Dons d’organes croisés
D’autres voix considéreront peut-être que ce qui aurait été un vrai grand pas en avant, une révolution plus prometteuse, aurait été d’autoriser de façon claire la recherche sur les cellules souches embryonnaires, qui reste l’objet d’une interdiction avec possibilité de dérogation ! Mais le texte comporte cependant au moins une évolution qui ne devrait pas faire polémique et entraîner des changements réellement positifs : l’autorisation des dons d’organe croisés. La France est l’un des derniers pays en Europe avec le Portugal à proscrire cette possibilité qui permet pourtant d’accroître très significativement le nombre de don d’organes issus de vivants.
Source : Journal international de médecine
Sur AP-HP Actualités, le point de vue du Pr Jean-Philippe Wolf, du Centre d’études et de conservation des œufs et du sperme (Cecos) de l’hôpital Cochin (AP-HP)
[France 3, Le Soir 3, 01/09/2010] C’est un espoir pour les enfants issus d’un don de sperme qui souhaitent savoir qui est leur père biologique. Un projet de loi du Ministère de la santé proposerait d’accéder à l’identité du donneur si celui donne son accord. En France, le don de gamètes, sperme ou ovocytes est anonyme. L’évolution de la loi irait dans le sens d’un mouvement général en Europe pour davantage responsabiliser les dons.
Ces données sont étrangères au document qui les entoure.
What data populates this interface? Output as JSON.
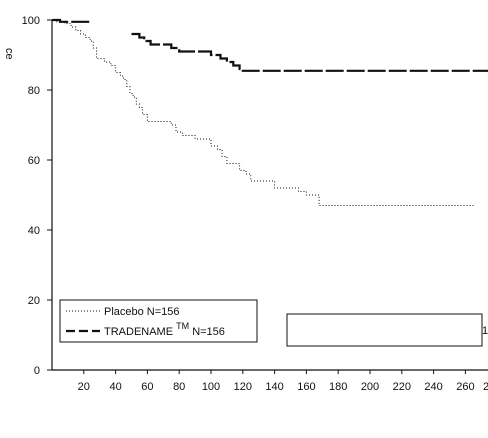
{
  "chart_data": {
    "type": "line",
    "title": "",
    "xlabel": "",
    "ylabel": "ce",
    "xlim": [
      0,
      275
    ],
    "ylim": [
      0,
      100
    ],
    "x_ticks": [
      20,
      40,
      60,
      80,
      100,
      120,
      140,
      160,
      180,
      200,
      220,
      240,
      260
    ],
    "x_tick_cut": "2",
    "y_ticks": [
      0,
      20,
      40,
      60,
      80,
      100
    ],
    "grid": false,
    "legend_position": "bottom-left",
    "legend": [
      {
        "series": "placebo",
        "line_label": "Placebo N=156"
      },
      {
        "series": "tradename",
        "line_label": "TRADENAME",
        "superscript": "TM",
        "suffix": " N=156"
      }
    ],
    "annotation_text": "1",
    "series": [
      {
        "id": "placebo",
        "name": "Placebo N=156",
        "style": "dotted",
        "points": [
          [
            0,
            100
          ],
          [
            3,
            100
          ],
          [
            3,
            99.5
          ],
          [
            8,
            99.5
          ],
          [
            8,
            99
          ],
          [
            12,
            99
          ],
          [
            12,
            98
          ],
          [
            15,
            98
          ],
          [
            15,
            97
          ],
          [
            18,
            97
          ],
          [
            18,
            96
          ],
          [
            21,
            96
          ],
          [
            21,
            95
          ],
          [
            24,
            95
          ],
          [
            24,
            94
          ],
          [
            26,
            94
          ],
          [
            26,
            92
          ],
          [
            28,
            92
          ],
          [
            28,
            89
          ],
          [
            33,
            89
          ],
          [
            33,
            88
          ],
          [
            37,
            88
          ],
          [
            37,
            87
          ],
          [
            40,
            87
          ],
          [
            40,
            85
          ],
          [
            43,
            85
          ],
          [
            43,
            84
          ],
          [
            45,
            84
          ],
          [
            45,
            83
          ],
          [
            47,
            83
          ],
          [
            47,
            81
          ],
          [
            49,
            81
          ],
          [
            49,
            79
          ],
          [
            51,
            79
          ],
          [
            51,
            78
          ],
          [
            53,
            78
          ],
          [
            53,
            76
          ],
          [
            55,
            76
          ],
          [
            55,
            75
          ],
          [
            57,
            75
          ],
          [
            57,
            73
          ],
          [
            60,
            73
          ],
          [
            60,
            71
          ],
          [
            75,
            71
          ],
          [
            75,
            70
          ],
          [
            78,
            70
          ],
          [
            78,
            68
          ],
          [
            82,
            68
          ],
          [
            82,
            67
          ],
          [
            90,
            67
          ],
          [
            90,
            66
          ],
          [
            100,
            66
          ],
          [
            100,
            64
          ],
          [
            104,
            64
          ],
          [
            104,
            63
          ],
          [
            107,
            63
          ],
          [
            107,
            61
          ],
          [
            110,
            61
          ],
          [
            110,
            59
          ],
          [
            118,
            59
          ],
          [
            118,
            57
          ],
          [
            122,
            57
          ],
          [
            122,
            56
          ],
          [
            125,
            56
          ],
          [
            125,
            54
          ],
          [
            140,
            54
          ],
          [
            140,
            52
          ],
          [
            155,
            52
          ],
          [
            155,
            51
          ],
          [
            160,
            51
          ],
          [
            160,
            50
          ],
          [
            168,
            50
          ],
          [
            168,
            47
          ],
          [
            190,
            47
          ],
          [
            265,
            47
          ]
        ]
      },
      {
        "id": "tradename",
        "name": "TRADENAME N=156",
        "style": "dashed",
        "points": [
          [
            0,
            100
          ],
          [
            5,
            100
          ],
          [
            5,
            99.5
          ],
          [
            25,
            99.5
          ],
          [
            25,
            null
          ],
          [
            50,
            96
          ],
          [
            55,
            96
          ],
          [
            55,
            95
          ],
          [
            58,
            95
          ],
          [
            58,
            94
          ],
          [
            62,
            94
          ],
          [
            62,
            93
          ],
          [
            75,
            93
          ],
          [
            75,
            92
          ],
          [
            80,
            92
          ],
          [
            80,
            91
          ],
          [
            100,
            91
          ],
          [
            100,
            90
          ],
          [
            106,
            90
          ],
          [
            106,
            89
          ],
          [
            110,
            89
          ],
          [
            110,
            88
          ],
          [
            114,
            88
          ],
          [
            114,
            87
          ],
          [
            118,
            87
          ],
          [
            118,
            86
          ],
          [
            120,
            86
          ],
          [
            120,
            85.5
          ],
          [
            275,
            85.5
          ]
        ]
      }
    ]
  }
}
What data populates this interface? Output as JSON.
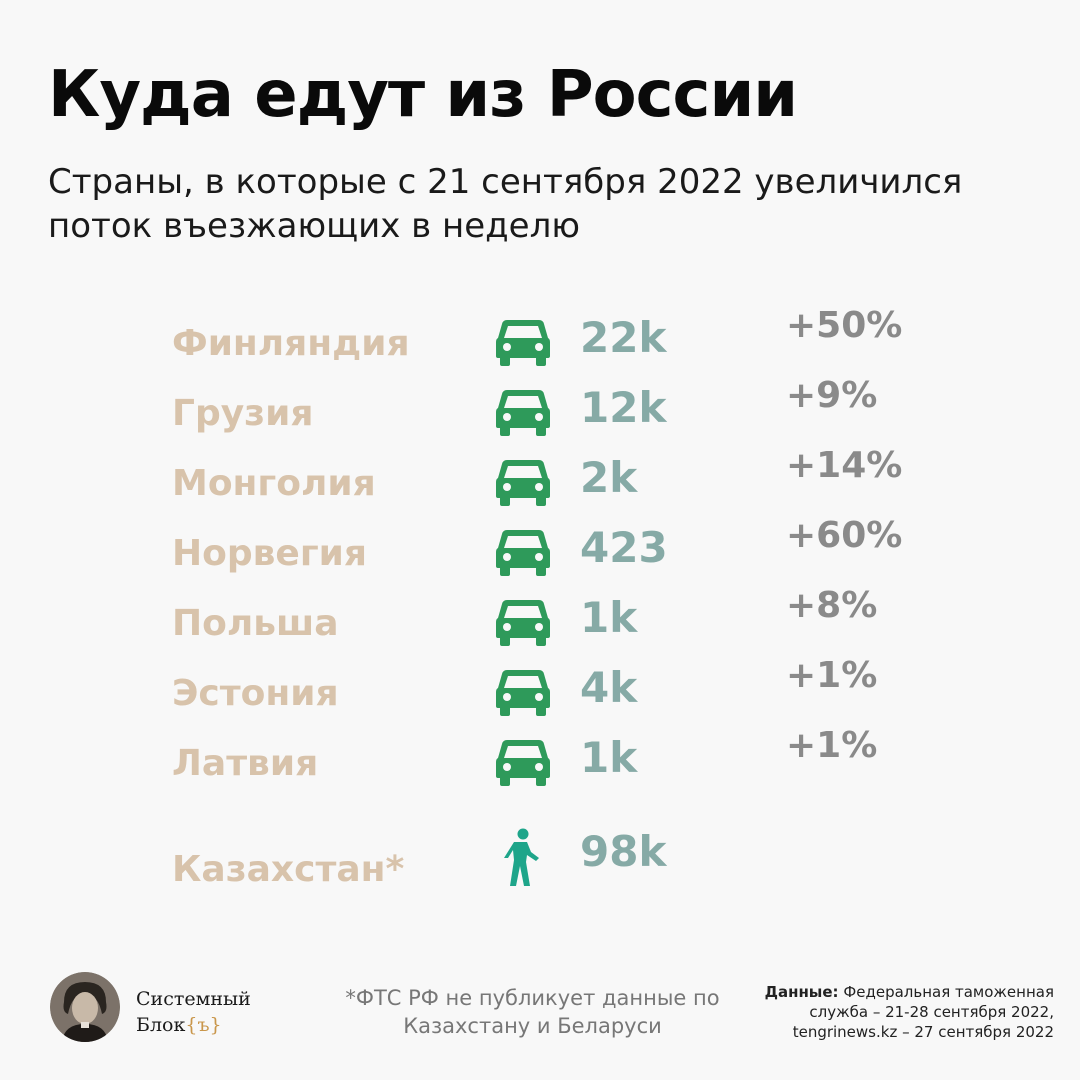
{
  "title": "Куда едут из России",
  "subtitle": "Страны, в которые с 21 сентября 2022 увеличился поток въезжающих в неделю",
  "colors": {
    "country": "#d8c3ab",
    "value": "#86aaa6",
    "percent": "#8a8a8a",
    "car_icon": "#2e9a5a",
    "walk_icon": "#1ea58a"
  },
  "chart_data": {
    "type": "table",
    "columns": [
      "country",
      "mode",
      "weekly_entries",
      "change"
    ],
    "rows": [
      {
        "country": "Финляндия",
        "mode": "car-icon",
        "value_label": "22k",
        "value": 22000,
        "change": "+50%"
      },
      {
        "country": "Грузия",
        "mode": "car-icon",
        "value_label": "12k",
        "value": 12000,
        "change": "+9%"
      },
      {
        "country": "Монголия",
        "mode": "car-icon",
        "value_label": "2k",
        "value": 2000,
        "change": "+14%"
      },
      {
        "country": "Норвегия",
        "mode": "car-icon",
        "value_label": "423",
        "value": 423,
        "change": "+60%"
      },
      {
        "country": "Польша",
        "mode": "car-icon",
        "value_label": "1k",
        "value": 1000,
        "change": "+8%"
      },
      {
        "country": "Эстония",
        "mode": "car-icon",
        "value_label": "4k",
        "value": 4000,
        "change": "+1%"
      },
      {
        "country": "Латвия",
        "mode": "car-icon",
        "value_label": "1k",
        "value": 1000,
        "change": "+1%"
      },
      {
        "country": "Казахстан*",
        "mode": "walking-person-icon",
        "value_label": "98k",
        "value": 98000,
        "change": ""
      }
    ]
  },
  "footer": {
    "logo_line1": "Системный",
    "logo_line2": "Блок",
    "logo_brace": "{ъ}",
    "footnote": "*ФТС РФ не публикует данные по Казахстану и Беларуси",
    "source_label": "Данные:",
    "source_text": "Федеральная таможенная служба – 21-28 сентября 2022, tengrinews.kz – 27 сентября 2022"
  }
}
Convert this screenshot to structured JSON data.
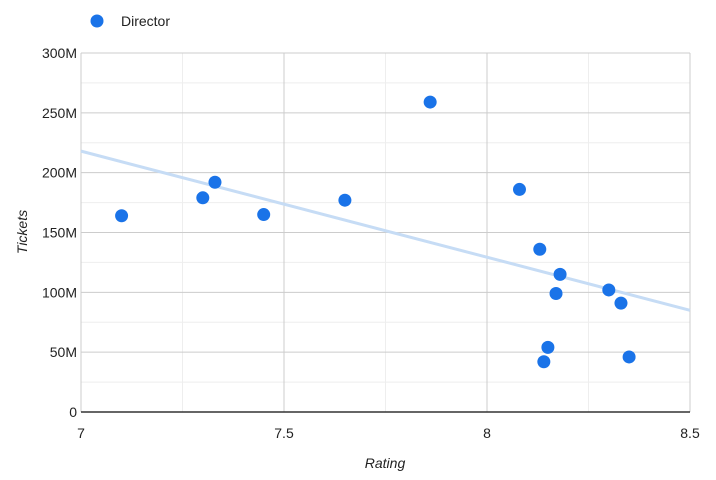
{
  "chart_data": {
    "type": "scatter",
    "xlabel": "Rating",
    "ylabel": "Tickets",
    "xlim": [
      7,
      8.5
    ],
    "ylim": [
      0,
      300000000
    ],
    "x_ticks": [
      7,
      7.5,
      8,
      8.5
    ],
    "x_tick_labels": [
      "7",
      "7.5",
      "8",
      "8.5"
    ],
    "y_ticks": [
      0,
      50000000,
      100000000,
      150000000,
      200000000,
      250000000,
      300000000
    ],
    "y_tick_labels": [
      "0",
      "50M",
      "100M",
      "150M",
      "200M",
      "250M",
      "300M"
    ],
    "grid": true,
    "legend_position": "top-left",
    "series": [
      {
        "name": "Director",
        "color": "#1a73e8",
        "points": [
          {
            "x": 7.1,
            "y": 164000000
          },
          {
            "x": 7.3,
            "y": 179000000
          },
          {
            "x": 7.33,
            "y": 192000000
          },
          {
            "x": 7.45,
            "y": 165000000
          },
          {
            "x": 7.65,
            "y": 177000000
          },
          {
            "x": 7.86,
            "y": 259000000
          },
          {
            "x": 8.08,
            "y": 186000000
          },
          {
            "x": 8.13,
            "y": 136000000
          },
          {
            "x": 8.18,
            "y": 115000000
          },
          {
            "x": 8.17,
            "y": 99000000
          },
          {
            "x": 8.3,
            "y": 102000000
          },
          {
            "x": 8.33,
            "y": 91000000
          },
          {
            "x": 8.15,
            "y": 54000000
          },
          {
            "x": 8.14,
            "y": 42000000
          },
          {
            "x": 8.35,
            "y": 46000000
          }
        ]
      }
    ],
    "trendline": {
      "color": "#c6dcf5",
      "points": [
        {
          "x": 7.0,
          "y": 218000000
        },
        {
          "x": 8.5,
          "y": 85000000
        }
      ]
    }
  }
}
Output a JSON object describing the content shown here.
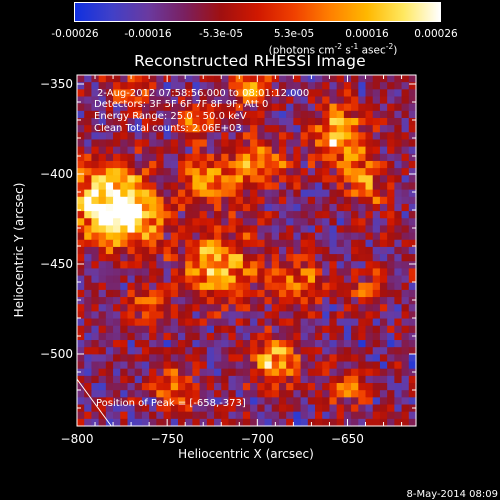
{
  "colorbar": {
    "ticks": [
      "-0.00026",
      "-0.00016",
      "-5.3e-05",
      "5.3e-05",
      "0.00016",
      "0.00026"
    ],
    "unit_prefix": "(photons cm",
    "unit_exp1": "-2",
    "unit_mid1": " s",
    "unit_exp2": "-1",
    "unit_mid2": " asec",
    "unit_exp3": "-2",
    "unit_suffix": ")",
    "colors": [
      "#1030e0",
      "#4040c8",
      "#6a3aa0",
      "#7a2060",
      "#a01010",
      "#d01800",
      "#f04000",
      "#ff8000",
      "#ffb800",
      "#ffe860",
      "#ffffff"
    ]
  },
  "chart_data": {
    "type": "heatmap",
    "title": "Reconstructed RHESSI Image",
    "xlabel": "Heliocentric X (arcsec)",
    "ylabel": "Heliocentric Y (arcsec)",
    "xlim": [
      -800,
      -612
    ],
    "ylim": [
      -540,
      -345
    ],
    "x_ticks": [
      -800,
      -750,
      -700,
      -650
    ],
    "y_ticks": [
      -350,
      -400,
      -450,
      -500
    ],
    "x_tick_labels": [
      "−800",
      "−750",
      "−700",
      "−650"
    ],
    "y_tick_labels": [
      "−350",
      "−400",
      "−450",
      "−500"
    ],
    "value_range": [
      -0.00026,
      0.00026
    ],
    "peak": [
      -658,
      -373
    ],
    "annotations": [
      "2-Aug-2012 07:58:56.000 to 08:01:12.000",
      "Detectors: 3F 5F 6F 7F 8F 9F, Att 0",
      "Energy Range: 25.0 - 50.0 keV",
      "Clean     Total counts: 2.06E+03"
    ],
    "peak_label": "Position of Peak = [-658,-373]"
  },
  "footer": "8-May-2014 08:09"
}
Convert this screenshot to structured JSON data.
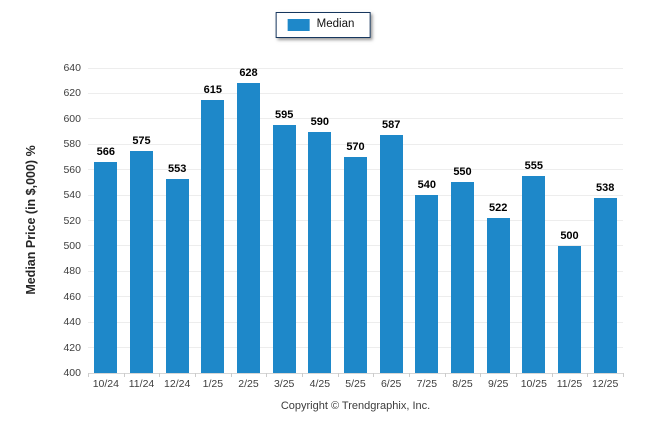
{
  "legend": {
    "label": "Median"
  },
  "y_axis": {
    "title": "Median Price (in $,000) %"
  },
  "footer": {
    "text": "Copyright © Trendgraphix, Inc."
  },
  "colors": {
    "bar": "#1e88c9",
    "legend_border": "#17375e",
    "grid": "#ededed",
    "axis_text": "#3d3d3d"
  },
  "chart_data": {
    "type": "bar",
    "title": "",
    "categories": [
      "10/24",
      "11/24",
      "12/24",
      "1/25",
      "2/25",
      "3/25",
      "4/25",
      "5/25",
      "6/25",
      "7/25",
      "8/25",
      "9/25",
      "10/25",
      "11/25",
      "12/25"
    ],
    "values": [
      566,
      575,
      553,
      615,
      628,
      595,
      590,
      570,
      587,
      540,
      550,
      522,
      555,
      500,
      538
    ],
    "xlabel": "",
    "ylabel": "Median Price (in $,000) %",
    "ylim": [
      400,
      640
    ],
    "ytick_interval": 20,
    "yticks": [
      400,
      420,
      440,
      460,
      480,
      500,
      520,
      540,
      560,
      580,
      600,
      620,
      640
    ],
    "grid": true,
    "value_labels": true,
    "legend": [
      "Median"
    ],
    "legend_position": "top-center",
    "bar_color": "#1e88c9"
  }
}
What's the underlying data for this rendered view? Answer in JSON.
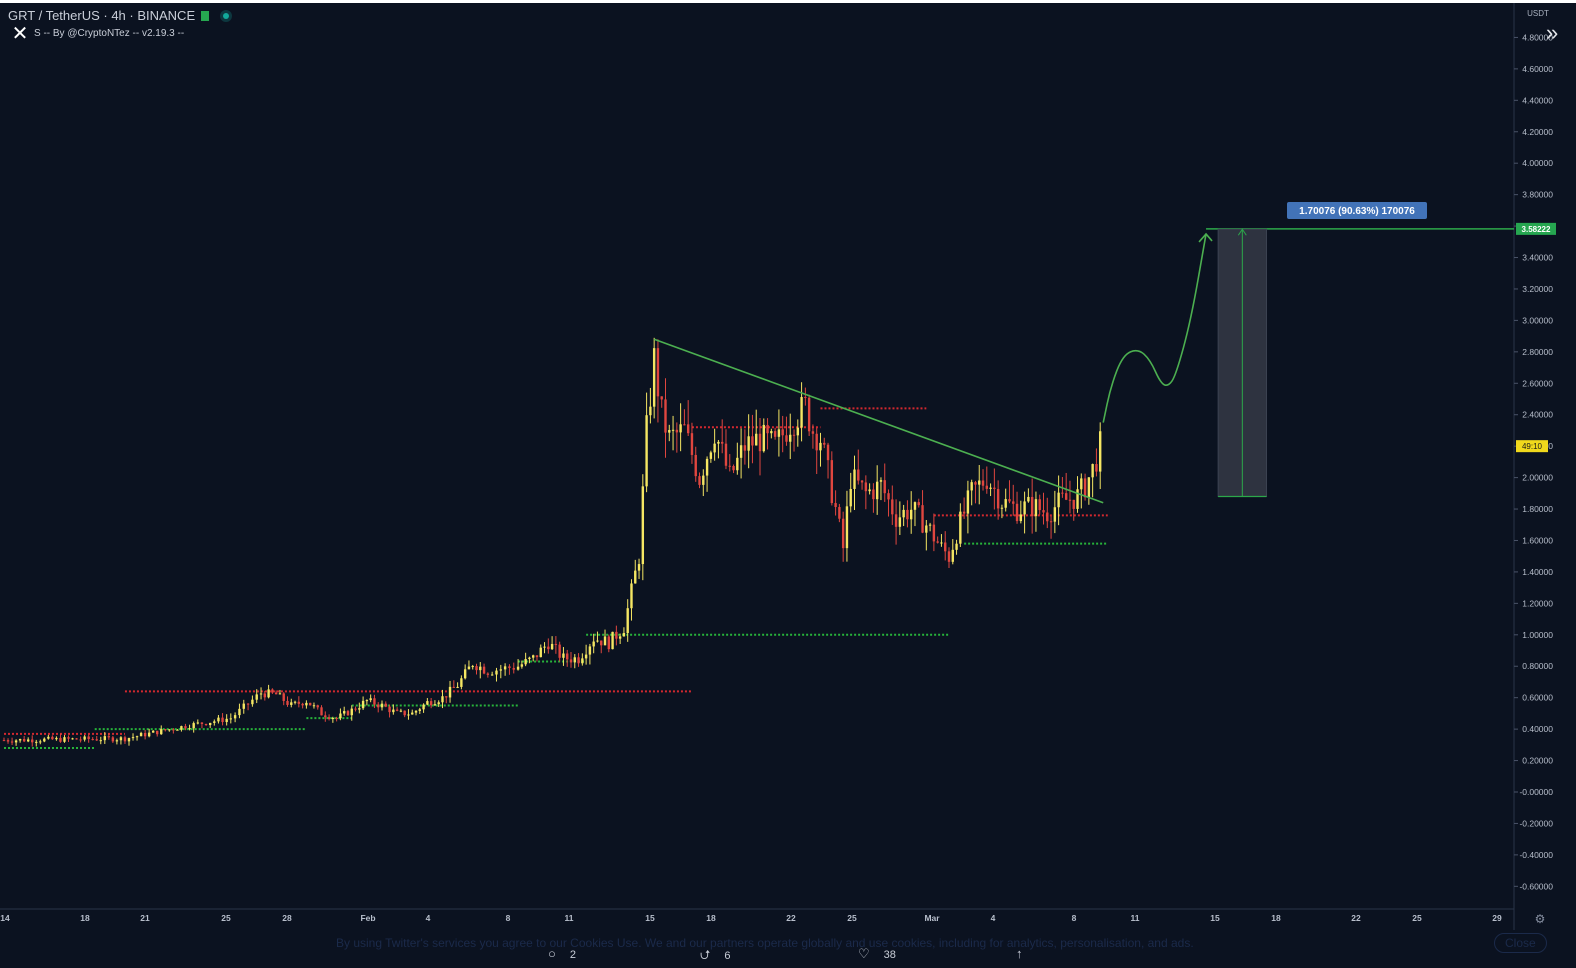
{
  "header": {
    "symbol": "GRT / TetherUS · 4h · BINANCE",
    "indicator": "S -- By @CryptoNTez -- v2.19.3 --"
  },
  "chart_data": {
    "type": "line",
    "x_ticks": [
      "14",
      "18",
      "21",
      "25",
      "28",
      "Feb",
      "4",
      "8",
      "11",
      "15",
      "18",
      "22",
      "25",
      "Mar",
      "4",
      "8",
      "11",
      "15",
      "18",
      "22",
      "25",
      "29"
    ],
    "y_ticks": [
      "4.80000",
      "4.60000",
      "4.40000",
      "4.20000",
      "4.00000",
      "3.80000",
      "3.60000",
      "3.40000",
      "3.20000",
      "3.00000",
      "2.80000",
      "2.60000",
      "2.40000",
      "2.20000",
      "2.00000",
      "1.80000",
      "1.60000",
      "1.40000",
      "1.20000",
      "1.00000",
      "0.80000",
      "0.60000",
      "0.40000",
      "0.20000",
      "-0.00000",
      "-0.20000",
      "-0.40000",
      "-0.60000"
    ],
    "y_unit": "USDT",
    "ylim": [
      -0.7,
      5.0
    ],
    "price_path": [
      [
        0,
        0.33
      ],
      [
        8,
        0.34
      ],
      [
        12,
        0.42
      ],
      [
        15,
        0.47
      ],
      [
        17,
        0.63
      ],
      [
        18,
        0.62
      ],
      [
        19,
        0.55
      ],
      [
        20,
        0.58
      ],
      [
        21,
        0.5
      ],
      [
        22,
        0.47
      ],
      [
        23,
        0.52
      ],
      [
        24,
        0.58
      ],
      [
        25,
        0.55
      ],
      [
        26,
        0.5
      ],
      [
        27,
        0.5
      ],
      [
        28,
        0.57
      ],
      [
        29,
        0.6
      ],
      [
        30,
        0.68
      ],
      [
        31,
        0.82
      ],
      [
        32,
        0.77
      ],
      [
        34,
        0.8
      ],
      [
        35,
        0.85
      ],
      [
        36,
        0.95
      ],
      [
        37,
        0.85
      ],
      [
        38,
        0.85
      ],
      [
        39,
        0.98
      ],
      [
        40,
        0.95
      ],
      [
        41,
        1.05
      ],
      [
        42,
        1.5
      ],
      [
        42.5,
        2.3
      ],
      [
        43,
        2.75
      ],
      [
        43.5,
        2.4
      ],
      [
        44,
        2.25
      ],
      [
        45,
        2.3
      ],
      [
        46,
        2.0
      ],
      [
        47,
        2.3
      ],
      [
        48,
        2.0
      ],
      [
        49,
        2.2
      ],
      [
        50,
        2.25
      ],
      [
        51,
        2.2
      ],
      [
        52,
        2.35
      ],
      [
        53,
        2.45
      ],
      [
        53.5,
        2.3
      ],
      [
        54,
        2.25
      ],
      [
        55,
        1.8
      ],
      [
        55.5,
        1.55
      ],
      [
        56,
        2.0
      ],
      [
        57,
        1.9
      ],
      [
        58,
        1.95
      ],
      [
        59,
        1.75
      ],
      [
        60,
        1.8
      ],
      [
        61,
        1.7
      ],
      [
        62,
        1.55
      ],
      [
        62.5,
        1.5
      ],
      [
        63,
        1.65
      ],
      [
        64,
        1.9
      ],
      [
        65,
        2.0
      ],
      [
        66,
        1.85
      ],
      [
        67,
        1.8
      ],
      [
        68,
        1.82
      ],
      [
        69,
        1.78
      ],
      [
        70,
        1.85
      ],
      [
        71,
        1.88
      ],
      [
        71.5,
        1.95
      ],
      [
        72,
        2.05
      ],
      [
        72.5,
        2.2
      ]
    ],
    "trendline": [
      [
        43,
        2.88
      ],
      [
        72.7,
        1.84
      ]
    ],
    "projection": [
      [
        72.7,
        2.35
      ],
      [
        73.2,
        2.58
      ],
      [
        74,
        2.78
      ],
      [
        75,
        2.82
      ],
      [
        75.8,
        2.75
      ],
      [
        76.5,
        2.6
      ],
      [
        77,
        2.58
      ],
      [
        77.5,
        2.65
      ],
      [
        78.5,
        3.0
      ],
      [
        79.5,
        3.55
      ]
    ],
    "target_level": 3.58222,
    "current_price": 2.2,
    "timer": "49:10",
    "target_label": "3.58222",
    "measurement": {
      "x_start": 80.3,
      "x_end": 83.5,
      "y_low": 1.88,
      "y_high": 3.58,
      "label": "1.70076 (90.63%) 170076"
    },
    "support_levels": [
      {
        "x": [
          0,
          6
        ],
        "y": 0.28
      },
      {
        "x": [
          6,
          20
        ],
        "y": 0.4
      },
      {
        "x": [
          20,
          23
        ],
        "y": 0.47
      },
      {
        "x": [
          23,
          34
        ],
        "y": 0.55
      },
      {
        "x": [
          34,
          38.5
        ],
        "y": 0.83
      },
      {
        "x": [
          38.5,
          62.5
        ],
        "y": 1.0
      },
      {
        "x": [
          63.5,
          73
        ],
        "y": 1.58
      }
    ],
    "resistance_levels": [
      {
        "x": [
          0,
          8
        ],
        "y": 0.37
      },
      {
        "x": [
          8,
          45.5
        ],
        "y": 0.64
      },
      {
        "x": [
          45.5,
          54
        ],
        "y": 2.32
      },
      {
        "x": [
          54,
          61
        ],
        "y": 2.44
      },
      {
        "x": [
          61.5,
          73
        ],
        "y": 1.76
      }
    ]
  },
  "footer": {
    "cookie_text": "By using Twitter's services you agree to our Cookies Use. We and our partners operate globally and use cookies, including for analytics, personalisation, and ads.",
    "close_label": "Close",
    "reply_count": "2",
    "retweet_count": "6",
    "like_count": "38"
  },
  "icons": {
    "close": "close-icon",
    "expand": "double-chevron-right-icon",
    "settings": "gear-icon"
  },
  "colors": {
    "background": "#0b1220",
    "up": "#f5e663",
    "down": "#e0463f",
    "trend": "#4caf50",
    "support": "#27b33a",
    "resistance": "#d3282f",
    "target": "#2ca84a"
  }
}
Mais, le Pr Jean-Philippe Wolf, du Centre d’études et de conservation des œufs et du sperme (Cecos) de l’hôpital Cochin (AP-HP), donne l’exemple de la Suède, où la levée de l’anonymat en 1985 a entrainé des répercussions telles, que les gens sont partis au Danemark chercher le sperme qu’il ne peuvent plus avoir de manière anonyme dans leur pays, du fait du manque de donneurs. Le projet de loi sera présenté au Conseil des ministres fin septembre, puis examiné par le Parlement en novembre. Le texte prévoit également de maintenir l’interdiction de la gestation pour autrui, du transfert d’embryon post mortem ou d’ouvrir l’assistance médicale à la procréation aux célibataires ou aux homosexuels.